Scotty Creek School To Close: The Board of School Trustees has received petitions, delegations, and opinions for the past three years from the majority of parents and residents of the Loon Lake, Maiden Creek, and 16 Mile areas, advocating the closure of the two-room Scotty Creek Elementary School. The parents felt that their children would have greater educational opportunity in the larger Cache Creek and Clinton Elementary Schools, which are equipped with libraries, gymnasiums, etc. Also that many of the students would spend less time away from home, and waiting after school, for the buses. The Board has received the approval of the Department of Education to immediately close the school. The teachers are being offered positions in other schools in the district. The Loon Lake bus will turn north at the 20 Mile, taking all grade 1 to 11 students enroute into Clinton. All students residing on the Cariboo Highway south of the Bonaparte bridge at 20 Mile, will embark on the Grade 12 bus which leaves Clinton at 7:50 a.m. and be transported into the Cache Creek Elementary and Ashcroft Secondary Schools.

Cache Creek Elementary School: The rebuilding of the Cache Creek Elementary School would quite likely have been fully completed by now had it not been for the construction lock-outs and strikes. As it stands, the school construction is approximately a month behind in schedule. Eight classrooms, administration area, library, and gymnasium are being constructed on the west side of the existing four open area classroom block. The building costs amount to approximately $343,000. This school will be two classrooms larger than when the major portion of it burned down a year ago. The school is being built of non-combustible materials and will have roof top gas-fired heating-cooling units. The students will no doubt appreciate the air-conditioning during the hot weather. The contractor feels that the gymnasium, at least, will be ready for school opening and that the classrooms themselves will be usable within two to three weeks after school opening. Four classes will be set up in the gymnasium, four in the existing open area block, and four in the Community Hall.

Ashcroft Secondary School: Construction of the new Ashcroft Junior Secondary School is well under way after various delays. The contract for $1,326,140 was let on May 1st, 1972. The new school will be a modern complex of classrooms, administration areas, three Science Rooms, two Industrial Education areas, two Home Economics rooms, Drafting, Art, Commercial, Music, and Practice rooms, Academic Shops, Library, and Gym.

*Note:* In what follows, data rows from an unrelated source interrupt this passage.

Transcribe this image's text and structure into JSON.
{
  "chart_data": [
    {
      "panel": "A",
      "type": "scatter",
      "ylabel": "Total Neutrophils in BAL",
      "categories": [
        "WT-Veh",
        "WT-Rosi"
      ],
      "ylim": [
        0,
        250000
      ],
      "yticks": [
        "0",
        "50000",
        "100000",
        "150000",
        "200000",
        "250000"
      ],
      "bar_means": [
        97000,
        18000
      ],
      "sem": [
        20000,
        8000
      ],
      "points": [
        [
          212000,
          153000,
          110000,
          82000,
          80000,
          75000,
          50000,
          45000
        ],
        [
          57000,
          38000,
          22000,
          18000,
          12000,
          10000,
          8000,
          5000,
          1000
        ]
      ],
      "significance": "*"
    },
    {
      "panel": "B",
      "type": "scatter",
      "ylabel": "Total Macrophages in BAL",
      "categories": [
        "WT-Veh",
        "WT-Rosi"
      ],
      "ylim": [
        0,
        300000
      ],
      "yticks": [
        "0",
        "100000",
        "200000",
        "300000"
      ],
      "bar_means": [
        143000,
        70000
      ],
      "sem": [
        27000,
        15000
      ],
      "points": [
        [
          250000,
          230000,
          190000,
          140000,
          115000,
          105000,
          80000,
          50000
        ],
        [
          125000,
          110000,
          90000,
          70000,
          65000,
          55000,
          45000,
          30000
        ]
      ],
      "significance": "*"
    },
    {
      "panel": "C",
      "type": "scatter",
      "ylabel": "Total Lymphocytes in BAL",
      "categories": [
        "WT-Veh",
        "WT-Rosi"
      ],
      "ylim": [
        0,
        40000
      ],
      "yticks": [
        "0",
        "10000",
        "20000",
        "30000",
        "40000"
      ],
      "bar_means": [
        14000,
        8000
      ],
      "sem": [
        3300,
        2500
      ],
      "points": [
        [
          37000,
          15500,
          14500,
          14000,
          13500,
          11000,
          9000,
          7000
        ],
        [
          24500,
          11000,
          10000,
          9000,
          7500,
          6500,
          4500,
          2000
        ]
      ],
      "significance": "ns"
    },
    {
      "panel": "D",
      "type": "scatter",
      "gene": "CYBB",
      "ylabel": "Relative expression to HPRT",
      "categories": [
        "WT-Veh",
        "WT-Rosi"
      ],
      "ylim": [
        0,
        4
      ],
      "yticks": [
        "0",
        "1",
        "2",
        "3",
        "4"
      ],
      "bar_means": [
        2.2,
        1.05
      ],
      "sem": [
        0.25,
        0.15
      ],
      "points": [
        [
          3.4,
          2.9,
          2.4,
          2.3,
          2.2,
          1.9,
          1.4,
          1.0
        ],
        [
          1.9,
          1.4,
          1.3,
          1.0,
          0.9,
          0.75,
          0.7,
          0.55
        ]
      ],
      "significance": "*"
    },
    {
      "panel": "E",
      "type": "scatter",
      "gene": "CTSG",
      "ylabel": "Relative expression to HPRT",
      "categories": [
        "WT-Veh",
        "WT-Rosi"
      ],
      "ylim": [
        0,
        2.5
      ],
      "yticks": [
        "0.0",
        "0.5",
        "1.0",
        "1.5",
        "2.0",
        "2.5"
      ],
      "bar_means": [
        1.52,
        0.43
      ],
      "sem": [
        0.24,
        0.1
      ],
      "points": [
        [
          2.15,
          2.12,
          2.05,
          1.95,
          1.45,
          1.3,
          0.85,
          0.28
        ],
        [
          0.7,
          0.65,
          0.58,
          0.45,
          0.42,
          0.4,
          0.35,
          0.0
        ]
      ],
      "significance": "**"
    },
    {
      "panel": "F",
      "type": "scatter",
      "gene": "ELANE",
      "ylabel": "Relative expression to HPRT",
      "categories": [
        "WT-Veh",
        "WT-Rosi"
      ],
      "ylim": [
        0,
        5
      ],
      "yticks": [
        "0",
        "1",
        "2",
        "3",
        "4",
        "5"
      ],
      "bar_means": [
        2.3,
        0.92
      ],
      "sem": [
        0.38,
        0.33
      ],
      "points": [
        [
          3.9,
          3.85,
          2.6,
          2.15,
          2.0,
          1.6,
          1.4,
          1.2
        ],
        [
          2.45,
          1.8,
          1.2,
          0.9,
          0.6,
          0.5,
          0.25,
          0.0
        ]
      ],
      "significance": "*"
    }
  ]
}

Loon Lake News: A member of the Loon Lake Road Ratepayers Association had no roof on his home when he had the misfortune to be involved in a very serious car accident in the Fraser Canyon and has been confined to hospital for well over a month, leaving his furnishings exposed to the weather. This week his fellow members of the Association came up with the good old-fashioned “help one another” scheme, by moving his furnishings into the basement and putting the roof on. I am sure this act of kindness leaves the owner with a very warm feeling toward his fellow man.